– Конечно, знаю.
– Ладно, пошли внутрь. Я хочу, чтобы моя невестка получила свои заслуженные похвалы. Пусть поговорят. И монашки в том числе. – Мэйбл повернулась, чтобы подняться по лестнице. Эльза стояла неподвижно, глядя вдаль. – Что с тобой? – спросила Мэйбл.
– Все так быстро кончается. И это грустно.
– Вся грусть улетучится, как только в парадах начнут участвовать наши дети. Твой Доминик будет шагать в год своей конфирмации, и кто знает – вдруг у меня родится девочка, и однажды она станет Майской королевой, и ты сплетешь ей венец? Вот будет здорово, правда?
– Это будет прекрасно.
Эльза вошла в школу вслед за Мэйбл. Она думала не о параде, не о розах и не о венцах. В этот святой день поминовения матерей Эльза думала о своей маме, о том, как сильно по ней скучает, и о том, что никогда этой боли не суждено утихнуть, потому что маму она никогда больше не увидит.
Ночной воздух чуть покалывал лицо, когда Ники крутил педали велосипеда по Белла-Виста. Он плотно поужинал макаронами с фасолью, съел горбушку хлеба, запил это все стаканом домашнего вина и поехал на свою вторую работу. Привстав на педалях, Ники свернул на Брод-стрит, и ветер дул ему в лицо, пока он ехал мимо домов, в которых жили друзья его детства, те, с кем водился он, не считая компании своих кузенов. Проезжая мимо, он напевал фамилии, как слова из арии:
Де Мео, Ла Преа,
Феста, Теста, Фьорделлизи, Джованнини,
Окемо, Кудемо, Коммунале,
Ларантино, Константино,
Имбези, Кончесси, Бельджорно, Морроне! Спатафора!
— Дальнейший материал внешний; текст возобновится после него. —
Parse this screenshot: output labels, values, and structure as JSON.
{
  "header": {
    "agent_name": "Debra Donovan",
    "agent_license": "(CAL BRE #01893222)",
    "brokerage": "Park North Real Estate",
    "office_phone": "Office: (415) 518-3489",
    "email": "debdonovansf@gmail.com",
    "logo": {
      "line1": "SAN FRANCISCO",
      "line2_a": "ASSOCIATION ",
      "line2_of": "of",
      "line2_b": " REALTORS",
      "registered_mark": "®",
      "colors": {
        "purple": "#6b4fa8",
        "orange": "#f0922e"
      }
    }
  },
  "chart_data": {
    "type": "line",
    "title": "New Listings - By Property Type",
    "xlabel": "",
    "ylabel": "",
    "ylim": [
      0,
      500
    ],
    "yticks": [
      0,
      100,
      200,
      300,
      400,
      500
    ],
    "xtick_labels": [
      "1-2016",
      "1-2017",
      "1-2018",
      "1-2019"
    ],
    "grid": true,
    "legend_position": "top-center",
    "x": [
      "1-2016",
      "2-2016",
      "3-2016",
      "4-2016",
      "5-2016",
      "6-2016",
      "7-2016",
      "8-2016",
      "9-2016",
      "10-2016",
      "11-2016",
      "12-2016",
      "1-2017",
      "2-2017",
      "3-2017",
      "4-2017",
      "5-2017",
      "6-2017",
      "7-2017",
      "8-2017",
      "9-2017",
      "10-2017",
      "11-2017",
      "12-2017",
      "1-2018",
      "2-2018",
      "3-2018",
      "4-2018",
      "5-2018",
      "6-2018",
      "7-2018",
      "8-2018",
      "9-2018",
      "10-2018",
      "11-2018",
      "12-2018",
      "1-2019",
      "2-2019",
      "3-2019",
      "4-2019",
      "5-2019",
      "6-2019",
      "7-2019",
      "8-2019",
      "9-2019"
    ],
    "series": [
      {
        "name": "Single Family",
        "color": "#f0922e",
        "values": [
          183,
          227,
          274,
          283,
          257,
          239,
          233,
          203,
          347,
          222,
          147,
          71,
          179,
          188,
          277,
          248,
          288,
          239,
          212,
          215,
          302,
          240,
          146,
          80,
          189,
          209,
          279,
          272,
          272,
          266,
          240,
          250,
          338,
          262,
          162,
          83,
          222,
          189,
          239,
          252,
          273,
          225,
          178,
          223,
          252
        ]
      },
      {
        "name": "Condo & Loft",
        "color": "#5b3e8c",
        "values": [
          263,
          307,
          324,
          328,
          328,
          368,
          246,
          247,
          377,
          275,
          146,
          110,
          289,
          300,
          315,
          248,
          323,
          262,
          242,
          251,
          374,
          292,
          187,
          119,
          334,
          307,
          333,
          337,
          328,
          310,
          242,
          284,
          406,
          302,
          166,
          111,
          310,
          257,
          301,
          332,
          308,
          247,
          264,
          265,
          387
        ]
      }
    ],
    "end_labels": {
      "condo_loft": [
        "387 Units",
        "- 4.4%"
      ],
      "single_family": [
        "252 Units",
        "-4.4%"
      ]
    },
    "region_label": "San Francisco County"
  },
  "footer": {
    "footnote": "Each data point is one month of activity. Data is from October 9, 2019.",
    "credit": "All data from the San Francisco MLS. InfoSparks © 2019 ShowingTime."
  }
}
Куттоне, Карузо, Микуччи, Меуччи,
Джераче, Чьярланте, Стампоне, Кантоне.
Мессина, Кортина, Матера, Феррара,
Кучинелли, Маринелли, Белланка, Ронка,
Палермо, Дзеппа! Феррагамо!
Руджиеро, Флорио, Д’Иорио… Сабатине, Де Реа, Мартино!
Ники съехал с тротуара на грязноватую аллейку позади Театра Борелли, пропев последнюю строку:
Навечно Борелли!
Он перенес вес на руль, оторвал ноги от педалей и спрыгнул на тротуар, будто велосипед был конем, а он – жокеем. Припарковав велосипед на стоянке у служебного входа, Ники направился, насвистывая, в обход здания к главному театральному подъезду.
Ники не просто входил в фойе Театра Борелли, он входил в свой храм. Вестибюль сиял великолепием Belle Йpoque[29] – однако то была красота, познавшая тяжкие времена, побывавшая по ту сторону и все-таки выжившая. Сусальное золото на сводчатом потолке облезло от времени, но по-прежнему сияло. Впечатляющие полукруглые лестничные пролеты вели на бельэтаж. При ближайшем рассмотрении было видно, что плюшевая обивка на поручнях вытерлась местами, а ковровая дорожка на ступенях истончилась, но издалека богатый красный плюш и шерсть смотрелись царственно.